An initial testing of the tool with African parliamentarians attending the APNODE annual general meeting has demonstrated that it seems to resonate with parliamentarians’ actual experience. Amongst the insights gathered so far, parliamentarians point out that;

  • Political whipping is a powerful force that influences individual MPs oversight decision-making and may run counter to the interests or expectations of constituents,
  • Constituents’ expectations of elected MPs are a powerful force in shaping decision making and are not always aligned with party priorities or an MPs constitutional role as representative; these became particularly powerful in the run up to elections,
  • Political whipping may also provide incentives that run counter to individual conscience and MPs role as outlined in the constitution,
  • A rigorous interpretation of constitutional oversight duties requires an MP to call to account members of the executive who are performing poorly. In pursuing this, members of the opposition will likely be applauded while members of the governing may be regarded as disloyal (particularly if the minister in question is a senior party official),
  • The action outlined above may well reinforce personal career outcomes for members of the opposition while scuppering hopes of political progress for junior governing party members.

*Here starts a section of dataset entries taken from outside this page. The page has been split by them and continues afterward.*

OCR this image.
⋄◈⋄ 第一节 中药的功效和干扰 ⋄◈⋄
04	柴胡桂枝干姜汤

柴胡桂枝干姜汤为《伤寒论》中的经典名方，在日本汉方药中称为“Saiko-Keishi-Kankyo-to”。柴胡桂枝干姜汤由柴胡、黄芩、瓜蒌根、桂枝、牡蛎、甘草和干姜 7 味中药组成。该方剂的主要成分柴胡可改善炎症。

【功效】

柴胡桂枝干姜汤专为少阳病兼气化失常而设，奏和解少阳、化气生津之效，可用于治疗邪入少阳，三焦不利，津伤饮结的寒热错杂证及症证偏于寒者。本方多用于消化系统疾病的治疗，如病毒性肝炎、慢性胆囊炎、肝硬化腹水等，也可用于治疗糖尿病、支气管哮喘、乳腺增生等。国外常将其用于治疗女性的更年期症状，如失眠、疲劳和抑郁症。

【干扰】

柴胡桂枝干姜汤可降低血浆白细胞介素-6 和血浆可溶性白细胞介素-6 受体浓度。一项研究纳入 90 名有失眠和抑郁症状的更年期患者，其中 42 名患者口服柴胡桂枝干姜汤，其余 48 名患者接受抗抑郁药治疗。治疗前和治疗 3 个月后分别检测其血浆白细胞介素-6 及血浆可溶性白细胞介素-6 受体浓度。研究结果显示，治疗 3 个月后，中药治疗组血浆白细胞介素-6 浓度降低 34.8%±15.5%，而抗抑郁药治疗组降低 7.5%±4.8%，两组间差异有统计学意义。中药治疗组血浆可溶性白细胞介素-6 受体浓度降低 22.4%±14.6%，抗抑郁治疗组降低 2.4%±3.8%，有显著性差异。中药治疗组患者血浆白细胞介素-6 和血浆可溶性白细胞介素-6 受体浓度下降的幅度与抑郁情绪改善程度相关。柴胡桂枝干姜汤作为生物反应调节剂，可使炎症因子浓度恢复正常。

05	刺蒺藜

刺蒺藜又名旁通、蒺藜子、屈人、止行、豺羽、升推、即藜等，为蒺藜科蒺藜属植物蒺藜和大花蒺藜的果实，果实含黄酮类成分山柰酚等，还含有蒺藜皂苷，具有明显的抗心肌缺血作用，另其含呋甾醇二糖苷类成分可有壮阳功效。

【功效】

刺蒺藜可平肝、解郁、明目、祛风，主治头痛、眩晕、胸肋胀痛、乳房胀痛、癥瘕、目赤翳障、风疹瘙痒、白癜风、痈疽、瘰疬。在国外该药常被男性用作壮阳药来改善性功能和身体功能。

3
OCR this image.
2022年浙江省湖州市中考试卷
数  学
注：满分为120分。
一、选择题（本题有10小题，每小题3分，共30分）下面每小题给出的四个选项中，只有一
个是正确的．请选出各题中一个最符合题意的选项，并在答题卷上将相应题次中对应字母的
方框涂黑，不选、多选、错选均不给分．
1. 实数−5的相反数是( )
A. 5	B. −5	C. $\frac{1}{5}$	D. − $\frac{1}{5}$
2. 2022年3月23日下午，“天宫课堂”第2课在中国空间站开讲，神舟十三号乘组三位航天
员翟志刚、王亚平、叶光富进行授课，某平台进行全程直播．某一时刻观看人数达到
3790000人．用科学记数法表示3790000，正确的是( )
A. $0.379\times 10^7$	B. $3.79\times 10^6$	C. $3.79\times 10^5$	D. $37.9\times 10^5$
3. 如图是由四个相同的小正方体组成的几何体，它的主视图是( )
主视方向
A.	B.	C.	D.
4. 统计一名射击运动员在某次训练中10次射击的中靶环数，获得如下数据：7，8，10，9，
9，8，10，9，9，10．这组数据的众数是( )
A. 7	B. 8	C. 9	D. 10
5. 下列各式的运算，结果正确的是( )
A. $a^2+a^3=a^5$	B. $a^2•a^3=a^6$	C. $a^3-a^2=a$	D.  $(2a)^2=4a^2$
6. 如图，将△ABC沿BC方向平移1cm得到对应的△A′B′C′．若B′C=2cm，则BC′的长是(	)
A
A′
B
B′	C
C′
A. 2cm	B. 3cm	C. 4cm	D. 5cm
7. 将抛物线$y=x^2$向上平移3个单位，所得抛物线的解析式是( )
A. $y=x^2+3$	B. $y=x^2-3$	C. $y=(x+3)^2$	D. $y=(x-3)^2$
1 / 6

Figure 1 The Parliamentarian’s Compass

Response from MPs so far suggests that the tool may help build an understanding of the complex network of incentives that politicians navigate on a daily basis; only through better understanding of the factors that shape political decision-making are we likely to be able to support greater use of evaluation evidence.

Crawley, K. (2017). The Six-Sphere Framework: a visual tool for assessing institutional readiness for M&E systems. African Evaluation Journal , 5 (1).